Aux antipodes du magazine féminin classique, Antidote est une publication biannuelle pointue et internationale. Quinze euros le numéro. Même si on est plus sur une “niche” comme on dit, le numéro de l’été 2017 est intéressant (comme tous les autres d’ailleurs). Le numéro Borders est “un magazine plus engagé que les précédents, parce que la presse mode ne peut plus se prétendre hermétique au monde qui l’entoure, à ses bouleversements politiques et aux événements qui menacent son intégrité”, explique dans son édito, Yann Weber, le directeur de la rédaction. La culture “est la solution à l’intolérance et le remède à toute forme de discrimination”, dit-il. Comme un concentré de mixité, le photographe turc Olgaç Bozalp y signe “un diaporama de visages, de paysages et d’identités différents, au-delà des stéréotypes mortifères. Ceux qu’il photographie ici sont étudiant au Cap, mannequin à Londres, chauffeur à Istanbul, réfugié à Beyrouth, actrice à Paris ou amants à Téhéran. Un casting comme un parti pris, l’envie de montrer autre chose. La réalité, peut-être.” Une approche brillante de ce que peut incarner un magazine en 2017 : un vivier de talents, de vrais gens, une vitrine de tolérance, un étendard de liberté. Le monde sublimé par ceux qui le font quels que soient leur couleur, leur sexe ou leur religion.

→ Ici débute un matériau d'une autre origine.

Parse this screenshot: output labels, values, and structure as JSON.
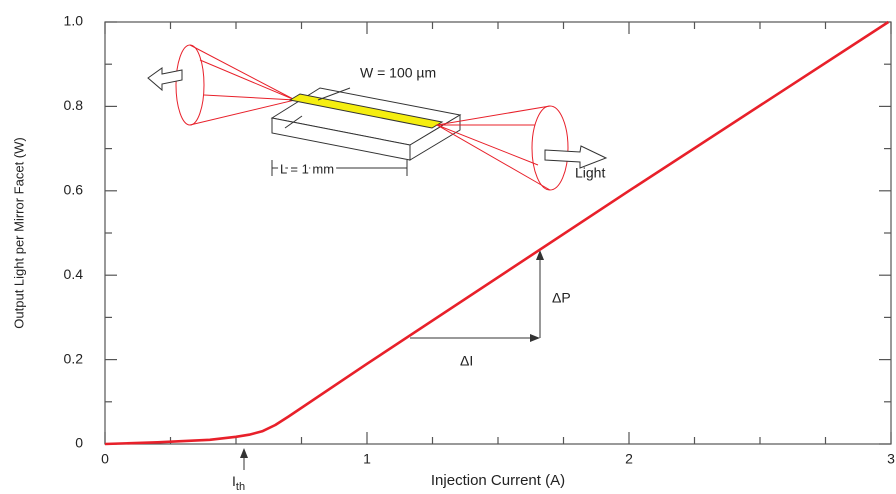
{
  "chart_data": {
    "type": "line",
    "xlabel": "Injection Current (A)",
    "ylabel": "Output Light per Mirror Facet (W)",
    "x": [
      0,
      0.2,
      0.4,
      0.5,
      0.55,
      0.6,
      0.65,
      0.7,
      1,
      2,
      2.99
    ],
    "values": [
      0,
      0.004,
      0.01,
      0.017,
      0.022,
      0.03,
      0.045,
      0.065,
      0.19,
      0.6,
      1.0
    ],
    "color": "#e8202a",
    "xlim": [
      0,
      3
    ],
    "xticks": [
      0,
      1,
      2,
      3
    ],
    "xminorticks": [
      0.25,
      0.5,
      0.75,
      1.25,
      1.5,
      1.75,
      2.25,
      2.5,
      2.75
    ],
    "ylim": [
      0,
      1
    ],
    "yticks": [
      0,
      0.2,
      0.4,
      0.6,
      0.8,
      {
        "value": 1,
        "label": "1.0"
      }
    ],
    "yminorticks": [
      0.1,
      0.3,
      0.5,
      0.7,
      0.9
    ],
    "annotations": {
      "width": "W = 100 µm",
      "length": "L = 1 mm",
      "light": "Light",
      "delta_p": "ΔP",
      "delta_i": "ΔI",
      "threshold": "I",
      "threshold_sub": "th"
    }
  }
}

Même si la prise de conscience est plus visible dans un magazine de mode tel qu’Antidote, ce genre d’initiatives n’a presque pas de poids dans le reste de la presse.

C’est le serpent qui se mord la queue ! “Si tout le monde se mettait à proposer des mannequins noirs en couverture, les femmes continueraient forcément à acheter ces titres”, explique Marie. Seulement, personne n’ose “prendre le risque” et c’est l’effet de surprise qui donne un sentiment “repoussoir” à la lectrice mal habituée. Il faut forcer le lectorat à accepter plus de diversité. Autre réalité. La plupart des rédactions féminines sont blanches. Il est difficile de savoir si ces deux phénomènes sont liés mais c’est révélateur d’une politique massive de l’autruche. Conséquence ? Les femmes de couleur ont créé leurs propres magazines “ethniques” comme Brune, Miss Ebène, Pilibo Mag ou encore Gazelle pour y trouver des conseils adaptés et surtout des femmes qui leur ressemblent. 

Une réalité. Quelles solutions ?

Secteur jadis florissant, la presse féminine accuse depuis une dizaine d’années une baisse généralisée des ventes. Peut-être qu’après tout, leurs lectrices ne peuvent et ne veulent plus s’identifier au modèle féminin qui leur est présenté. Car c’est bien toujours à la même figure féminine qu’il faut ressembler : elle est mince ou en tout cas elle tente de le devenir ou de le rester, elle est blanche, elle se consacre à la fois à sa carrière mais ne délaisse surtout pas son rôle d’épouse ni de mère. Et tous les titres se sont mis au diapason et manquent cruellement d’identité. Pour satisfaire et fidéliser son lectorat, pourquoi ne pas imposer aux magazines un quota de femmes plus vraies, moins uniformisées, stéréotypées et photoshopées ?

Les grands groupes de presse devraient pouvoir mettre en place une charte interne pour véritablement amorcer un changement au sein des rédactions. Et pourquoi pas proposer une loi imposant une certaine proportion de mannequins non caucasiens dans les magazines et les défilés ? Offrir une aide financière pour aider les médias à passer le cap de la baisse de ventes, allouer des subventions pour récompenser les magazines qui font l’effort. Ce pourrait être une initiative salvatrice et surtout une belle façon de combattre le racisme. Des solutions pour ne plus devoir ou vouloir toutes se ressembler et enfin embrasser la diversité présente dans la vraie vie.